Полагая, что супруге губернатора в данном случае более интересен не типаж, а артефакты, Хранитель начал рассказывать про девочкино ожерелье – что оно состоит из сотен крошечных ярко-зеленых ракушек, нанизанных на длинную нить из жил поссума. Такие бусы оборачивают вокруг шеи несколько раз. Потом он добавил, что ожерелье досталось девочке от матери, умершей пару лет назад, а накидка из шкуры кенгуру перешла ей от отца, который скончался всего несколько дней тому назад.
– Бедная сиротка, – воскликнула леди Джейн, тронутая этим откровением до глубины души.
– Ее зовут Леда, – сказал Хранитель, – и ей семь лет. Она тут самая маленькая.
– Значит, она снесет два яйца и даст потомство?[14] – с улыбкой произнесла леди Джейн.
– Кто снесет два яйца? – в замешательстве переспросил Хранитель. – Я рассказывал вам про эту девочку, а не про курицу.

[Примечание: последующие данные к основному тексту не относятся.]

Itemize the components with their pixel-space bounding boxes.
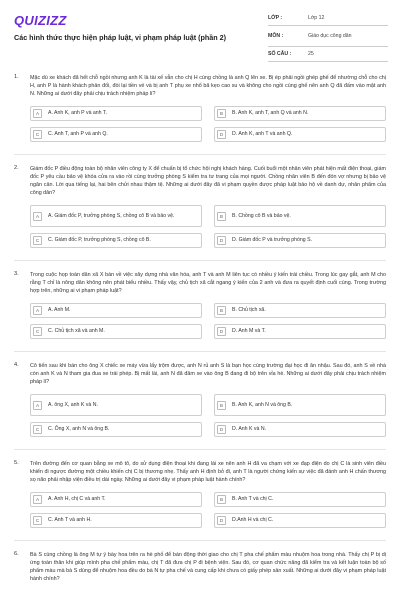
question-text: Giám đốc P điều động toàn bộ nhân viên công ty X để chuẩn bị tổ chức hội nghị khách hàng. Cuối buổi một nhân viên phát hiện mất điện thoại, giám đốc P yêu cầu bảo vệ khóa cửa ra vào rồi cùng trưởng phòng S kiểm tra tư trang của mọi người. Chồng nhân viên B đến đón vợ nhưng bị bảo vệ ngăn cản. Lời qua tiếng lại, hai bên chửi nhau thậm tệ. Những ai dưới đây đã vi phạm quyền được pháp luật bảo hộ về danh dự, nhân phẩm của công dân? (30, 166, 386, 196)
question-text: Bà S cùng chồng là ông M tự ý bày hoa trên ra hè phố để bán động thời giao cho chị T pha chế phẩm màu nhuộm hoa trong nhà. Thấy chị P bị dị ứng toàn thân khi giúp mình pha chế phẩm màu, chị T đã đưa chị P đi bệnh viện. Sau đó, cơ quan chức năng đã kiểm tra và kết luận toàn bộ số phẩm màu mà bà S dùng để nhuộm hoa đều do bà N tự pha chế và cung cấp khi chưa có giấy phép sản xuất. Những ai dưới đây vi phạm pháp luật hành chính? (30, 552, 386, 582)
option-text: D. Anh M và T. (232, 328, 266, 334)
answer-option[interactable] (214, 106, 386, 121)
option-text: C. Ông X, anh N và ông B. (48, 426, 110, 432)
answer-option[interactable] (30, 303, 202, 318)
question-number: 5. (14, 460, 19, 466)
option-text: D. Anh K, anh T và anh Q. (232, 131, 293, 137)
meta-label: SỐ CÂU : (268, 51, 292, 57)
option-letter-box: A (33, 495, 42, 504)
worksheet-title: Các hình thức thực hiện pháp luật, vi phạm pháp luật (phần 2) (14, 33, 227, 42)
question-block (0, 165, 400, 248)
answer-option[interactable] (30, 324, 202, 339)
question-text: Mặc dù xe khách đã hết chỗ ngồi nhưng anh K là tài xế vẫn cho chị H cùng chồng là anh Q lên xe. Bị ép phải ngồi ghép ghế để nhường chỗ cho chị H, anh P là hành khách phản đối, đòi lại tiền vé và bị anh T phụ xe nhổ bã kẹo cao su và không cho ngồi cùng ghế nên anh Q đã đấm vào mặt anh N. Những ai dưới đây phải chịu trách nhiệm pháp lí? (30, 75, 386, 97)
option-letter-box: D (217, 425, 226, 434)
option-text: D. Anh K và N. (232, 426, 267, 432)
option-text: A. Anh H, chị C và anh T. (48, 496, 106, 502)
question-text: Trong cuộc họp toàn dân xã X bàn về việc xây dựng nhà văn hóa, anh T và anh M liên tục có nhiều ý kiến trái chiều. Trong lúc gay gắt, anh M cho rằng T chỉ là nông dân không nên phát biểu nhiều. Thấy vậy, chủ tịch xã cắt ngang ý kiến của 2 anh và đưa ra quyết định cuối cùng. Trong trường hợp trên, những ai vi phạm pháp luật? (30, 272, 386, 294)
option-letter-box: B (217, 212, 226, 221)
answer-option[interactable] (30, 205, 202, 227)
question-divider (14, 154, 386, 155)
question-block (0, 551, 400, 583)
meta-label: LỚP : (268, 15, 283, 21)
meta-value: Giáo dục công dân (308, 33, 352, 39)
question-number: 1. (14, 74, 19, 80)
question-divider (14, 449, 386, 450)
answer-options (30, 106, 386, 142)
question-block (0, 74, 400, 142)
option-letter-box: B (217, 109, 226, 118)
option-letter-box: D (217, 130, 226, 139)
option-letter-box: B (217, 306, 226, 315)
option-text: A. Giám đốc P, trưởng phòng S, chồng cô B và bảo vệ. (48, 212, 175, 219)
worksheet-header (0, 0, 400, 66)
answer-option[interactable] (214, 394, 386, 416)
answer-options (30, 303, 386, 339)
answer-option[interactable] (30, 233, 202, 248)
meta-value: 25 (308, 51, 314, 57)
answer-option[interactable] (214, 422, 386, 437)
option-text: C. Chủ tịch xã và anh M. (48, 328, 105, 334)
option-letter-box: C (33, 516, 42, 525)
quizizz-logo: QUIZIZZ (14, 13, 67, 28)
question-number: 6. (14, 551, 19, 557)
question-text: Trên đường đến cơ quan bằng xe mô tô, do sử dụng điện thoại khi đang lái xe nên anh H đã va chạm với xe đạp điện do chị C là sinh viên điều khiển đi ngược đường một chiều khiến chị C bị thương nhẹ. Thấy anh H định bỏ đi, anh T là người chứng kiến sự việc đã đánh anh H chấn thương sọ não phải nhập viện điều trị dài ngày. Những ai dưới đây vi phạm pháp luật hành chính? (30, 461, 386, 483)
question-number: 3. (14, 271, 19, 277)
question-block (0, 271, 400, 339)
question-number: 2. (14, 165, 19, 171)
option-text: A. Anh K, anh P và anh T. (48, 110, 107, 116)
option-letter-box: C (33, 236, 42, 245)
answer-options (30, 205, 386, 248)
option-text: B. Anh K, anh T, anh Q và anh N. (232, 110, 309, 116)
option-letter-box: C (33, 425, 42, 434)
option-text: D. Giám đốc P và trưởng phòng S. (232, 237, 313, 243)
answer-option[interactable] (30, 106, 202, 121)
question-block (0, 362, 400, 437)
question-number: 4. (14, 362, 19, 368)
question-divider (14, 260, 386, 261)
answer-option[interactable] (214, 205, 386, 227)
question-list (0, 74, 400, 595)
meta-value: Lớp 12 (308, 15, 325, 21)
option-letter-box: A (33, 109, 42, 118)
option-letter-box: C (33, 327, 42, 336)
option-text: D.Anh H và chị C. (232, 517, 274, 523)
option-letter-box: A (33, 306, 42, 315)
option-letter-box: D (217, 516, 226, 525)
answer-option[interactable] (30, 127, 202, 142)
question-divider (14, 540, 386, 541)
answer-option[interactable] (214, 303, 386, 318)
meta-row-class (268, 11, 388, 26)
answer-option[interactable] (214, 324, 386, 339)
answer-option[interactable] (30, 492, 202, 507)
answer-option[interactable] (30, 422, 202, 437)
question-divider (14, 351, 386, 352)
answer-option[interactable] (214, 492, 386, 507)
option-letter-box: A (33, 212, 42, 221)
option-letter-box: D (217, 327, 226, 336)
answer-options (30, 394, 386, 437)
option-letter-box: B (217, 401, 226, 410)
option-text: C. Giám đốc P, trưởng phòng S, chồng cô B. (48, 237, 151, 243)
option-text: B. Anh K, anh N và ông B. (232, 401, 293, 408)
option-text: A. ông X, anh K và N. (48, 401, 98, 408)
meta-row-count (268, 47, 388, 62)
option-text: B. Anh T và chị C. (232, 496, 274, 502)
meta-row-subject (268, 26, 388, 47)
option-letter-box: D (217, 236, 226, 245)
answer-option[interactable] (30, 394, 202, 416)
answer-options (30, 492, 386, 528)
answer-option[interactable] (214, 233, 386, 248)
option-text: C. Anh T, anh P và anh Q. (48, 131, 108, 137)
answer-option[interactable] (214, 513, 386, 528)
option-letter-box: B (217, 495, 226, 504)
meta-label: MÔN : (268, 33, 284, 39)
option-letter-box: C (33, 130, 42, 139)
option-text: A. Anh M. (48, 307, 71, 313)
option-text: B. Chủ tịch xã. (232, 307, 266, 313)
meta-table (268, 11, 388, 62)
question-block (0, 460, 400, 528)
answer-option[interactable] (214, 127, 386, 142)
option-letter-box: A (33, 401, 42, 410)
option-text: C. Anh T và anh H. (48, 517, 92, 523)
answer-option[interactable] (30, 513, 202, 528)
question-text: Cô tiến sau khi bán cho ông X chiếc xe máy vừa lấy trộm được, anh N rủ anh S là bạn học cùng trường đại học đi ăn nhậu. Sau đó, anh S về nhà còn anh K và N tham gia đua xe trái phép. Bị mất lái, anh N đã đâm xe vào ông B đang đi bộ trên vỉa hè. Những ai dưới đây phải chịu trách nhiệm pháp lí? (30, 363, 386, 385)
option-text: B. Chồng cô B và bảo vệ. (232, 212, 291, 219)
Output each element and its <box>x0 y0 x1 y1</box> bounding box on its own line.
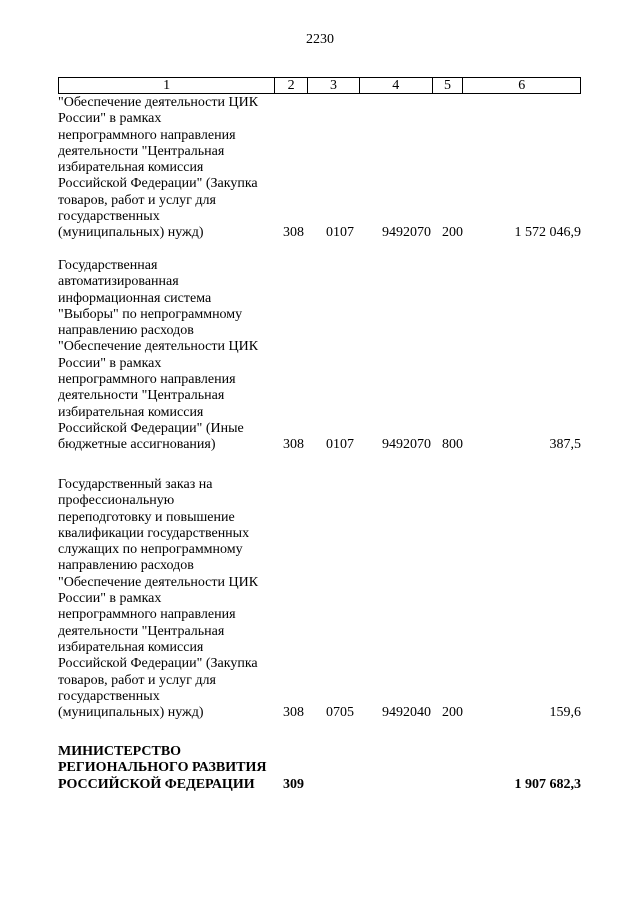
row-description <box>58 258 273 454</box>
description-line: государственных <box>58 688 160 704</box>
cell-vr: 200 <box>442 705 463 721</box>
description-line: государственных <box>58 209 160 225</box>
description-line: России" в рамках <box>58 591 162 607</box>
description-line: (муниципальных) нужд) <box>58 705 204 721</box>
row-description <box>58 95 273 242</box>
description-line: Государственная <box>58 258 158 273</box>
description-line: деятельности "Центральная <box>58 623 225 639</box>
cell-rz: 0107 <box>326 437 354 453</box>
table-row <box>58 95 598 242</box>
cell-amount: 387,5 <box>549 437 581 453</box>
description-line: деятельности "Центральная <box>58 143 225 159</box>
description-line: деятельности "Центральная <box>58 388 225 404</box>
description-line: квалификации государственных <box>58 525 250 541</box>
description-line: непрограммного направления <box>58 127 236 143</box>
table-row-ministry <box>58 744 598 793</box>
table-header <box>58 77 581 94</box>
description-line: направлению расходов <box>58 558 194 574</box>
description-line: "Обеспечение деятельности ЦИК <box>58 574 259 590</box>
cell-amount: 1 907 682,3 <box>514 776 581 792</box>
description-line: Российской Федерации" (Закупка <box>58 176 258 192</box>
description-line: избирательная комиссия <box>58 160 204 176</box>
description-line: переподготовку и повышение <box>58 509 235 525</box>
cell-cs: 9492070 <box>382 437 431 453</box>
description-line: товаров, работ и услуг для <box>58 192 216 208</box>
cell-cs: 9492070 <box>382 225 431 241</box>
description-line: России" в рамках <box>58 355 162 371</box>
row-description <box>58 477 273 721</box>
description-line: РЕГИОНАЛЬНОГО РАЗВИТИЯ <box>58 760 267 776</box>
cell-gr: 309 <box>283 776 304 792</box>
description-line: профессиональную <box>58 493 175 509</box>
description-line: (муниципальных) нужд) <box>58 225 204 241</box>
page-number: 2230 <box>306 32 334 47</box>
description-line: МИНИСТЕРСТВО <box>58 744 182 759</box>
column-header-3: 3 <box>308 78 360 93</box>
cell-amount: 159,6 <box>549 705 581 721</box>
description-line: "Выборы" по непрограммному <box>58 306 243 322</box>
cell-rz: 0705 <box>326 705 354 721</box>
row-description <box>58 744 273 793</box>
description-line: Российской Федерации" (Закупка <box>58 656 258 672</box>
table-row <box>58 477 598 721</box>
column-header-1: 1 <box>59 78 275 93</box>
description-line: товаров, работ и услуг для <box>58 672 216 688</box>
description-line: информационная система <box>58 290 212 306</box>
cell-vr: 800 <box>442 437 463 453</box>
description-line: "Обеспечение деятельности ЦИК <box>58 95 259 110</box>
column-header-4: 4 <box>360 78 433 93</box>
description-line: Государственный заказ на <box>58 477 213 492</box>
description-line: направлению расходов <box>58 323 194 339</box>
description-line: избирательная комиссия <box>58 639 204 655</box>
description-line: РОССИЙСКОЙ ФЕДЕРАЦИИ <box>58 776 255 792</box>
description-line: России" в рамках <box>58 111 162 127</box>
description-line: непрограммного направления <box>58 372 236 388</box>
cell-cs: 9492040 <box>382 705 431 721</box>
cell-rz: 0107 <box>326 225 354 241</box>
description-line: непрограммного направления <box>58 607 236 623</box>
cell-gr: 308 <box>283 705 304 721</box>
description-line: Российской Федерации" (Иные <box>58 420 244 436</box>
description-line: служащих по непрограммному <box>58 542 243 558</box>
cell-vr: 200 <box>442 225 463 241</box>
column-header-6: 6 <box>518 78 526 93</box>
cell-gr: 308 <box>283 225 304 241</box>
table-row <box>58 258 598 454</box>
description-line: "Обеспечение деятельности ЦИК <box>58 339 259 355</box>
column-header-2: 2 <box>275 78 308 93</box>
description-line: автоматизированная <box>58 274 179 290</box>
description-line: избирательная комиссия <box>58 404 204 420</box>
cell-amount: 1 572 046,9 <box>514 225 581 241</box>
column-header-5: 5 <box>433 78 464 93</box>
description-line: бюджетные ассигнования) <box>58 437 216 453</box>
cell-gr: 308 <box>283 437 304 453</box>
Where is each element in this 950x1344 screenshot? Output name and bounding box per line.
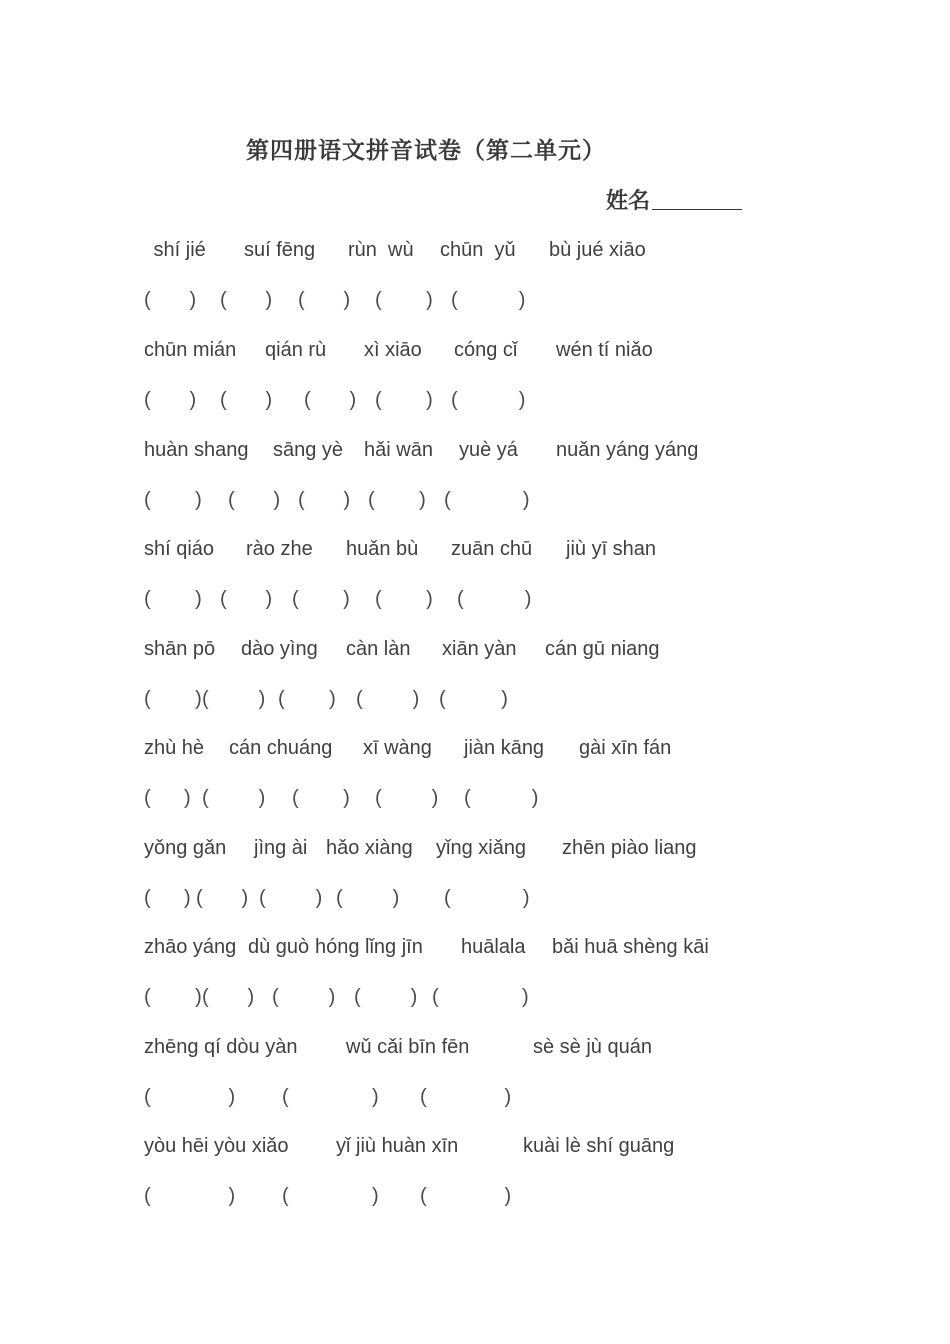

– Будьте осторожны и не подпускайте к ней лебедей, – продолжала подтрунивать гостья.
– Простите, мадам, не понимаю, – заметил Хранитель. Ведь его познания в древней мифологии не распространялись дальше того, что содержалось в ветхом альманахе Карсвелла «Имена из античной классики».
– Ну, Леда, – пыталась подсказать леди Джейн.
– Точно, – улыбнулся Хранитель. – Красавица из древних времен.
– Просто греки верили, будто Зевс превратился в лебедя, чтобы овладеть Ледой.
– Да, красивая сказка, конечно, – неловко рассмеялся Хранитель, оторопевший от самой истории, от прямолинейности леди Джейн и от того, что попал впросак, проявив невежество. – Какие мифы, и сколько же их было, этих древних богов! – вздохнул он.
В конце танца дети всей ватагой как раз пробегали мимо, и Хранитель поспешил объяснить:
– Да, хочу вас предупредить, что мы тут зовем ее Матинной.